Search code examples
sqlazure-data-factory

How can I sort incoming data based on date column to select only latest date data for IDs?


ADF/Data Flow-- I want to sort my incoming data based on the date column. My requirement is to take only latest date data(previous date data) for the ID, and ID can be duplicate with different dates. I have tries sorting based on both id and date column but it is not working for all the records. Can someone please help me to get this sorted in Data flow of Azure data factory!

I need to pick only those IDs which are having latest date from a Date column.Also how can I extract only day from date type column? example '23-05-2023' I want on 23 from this date column.


Solution

  • To pick only the latest date data for each ID, you can use the Aggregate transformation and group by ID column and use the Max function to get the maximum date value for each group. To extract only the day from a date type column, you can use the Derived Column transformation and use the dayOfMonth() function to extract the day value from the date column.

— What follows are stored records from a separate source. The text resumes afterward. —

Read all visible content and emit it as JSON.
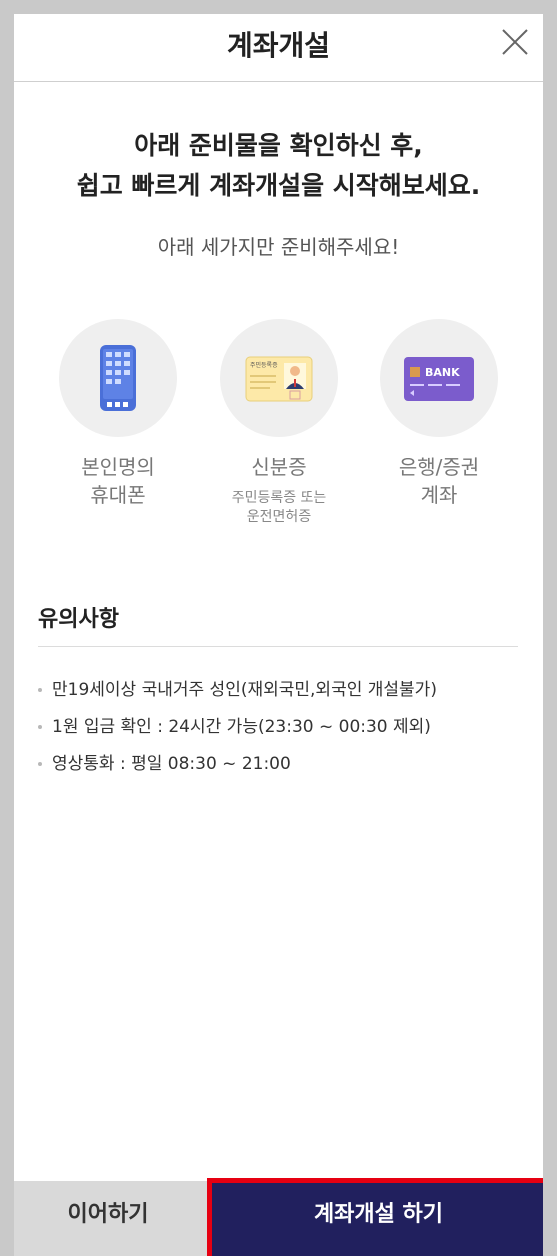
{
  "header": {
    "title": "계좌개설",
    "close_icon": "close-icon"
  },
  "intro": {
    "headline_line1": "아래 준비물을 확인하신 후,",
    "headline_line2": "쉽고 빠르게 계좌개설을 시작해보세요.",
    "subtitle": "아래 세가지만 준비해주세요!"
  },
  "requirements": [
    {
      "icon": "smartphone-icon",
      "label_line1": "본인명의",
      "label_line2": "휴대폰",
      "note_line1": "",
      "note_line2": ""
    },
    {
      "icon": "id-card-icon",
      "card_text": "주민등록증",
      "label_line1": "신분증",
      "label_line2": "",
      "note_line1": "주민등록증 또는",
      "note_line2": "운전면허증"
    },
    {
      "icon": "bank-card-icon",
      "card_text": "BANK",
      "label_line1": "은행/증권",
      "label_line2": "계좌",
      "note_line1": "",
      "note_line2": ""
    }
  ],
  "notice": {
    "title": "유의사항",
    "items": [
      "만19세이상 국내거주 성인(재외국민,외국인 개설불가)",
      "1원 입금 확인 : 24시간 가능(23:30 ~ 00:30 제외)",
      "영상통화 : 평일 08:30 ~ 21:00"
    ]
  },
  "footer": {
    "continue_label": "이어하기",
    "open_label": "계좌개설 하기"
  },
  "colors": {
    "primary": "#21205e",
    "highlight": "#e60012",
    "phone": "#4a6fd8",
    "bank_card": "#7b5ccc",
    "id_card": "#fde9a8"
  }
}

Below are the steps.

    • Source transformation is taken with sample input.

    enter image description here

    • Then Aggregate Transformation is taken and aggregate settings is given as,
    group by: id
    aggregates: date = max(date) 
    

    enter image description here

    This groups the data by the ID column, and gets the maximum Date value for each group.

    • Then derived column transformation is taken and create a new column called for Day and give the expression as split(toString(date),'-')[3] or dayOfMonth(date) to extract the day value from date column enter image description here

    Derived column Transformation -Output:

    enter image description here

    Dataflow expression

    source(output(
    id as short,
    date as date
    ),
    allowSchemaDrift: true,
    validateSchema: false,
    ignoreNoFilesFound: false,
    dateFormats: ['dd-MM-yyyy']) ~> source1
    source1 aggregate(groupBy(id),
    date =  max(date)) ~> aggregate1
    aggregate1 derive(Day =  split(toString(date),'-')[3],
    column1 =  dayOfMonth(date)) ~> derivedColumn1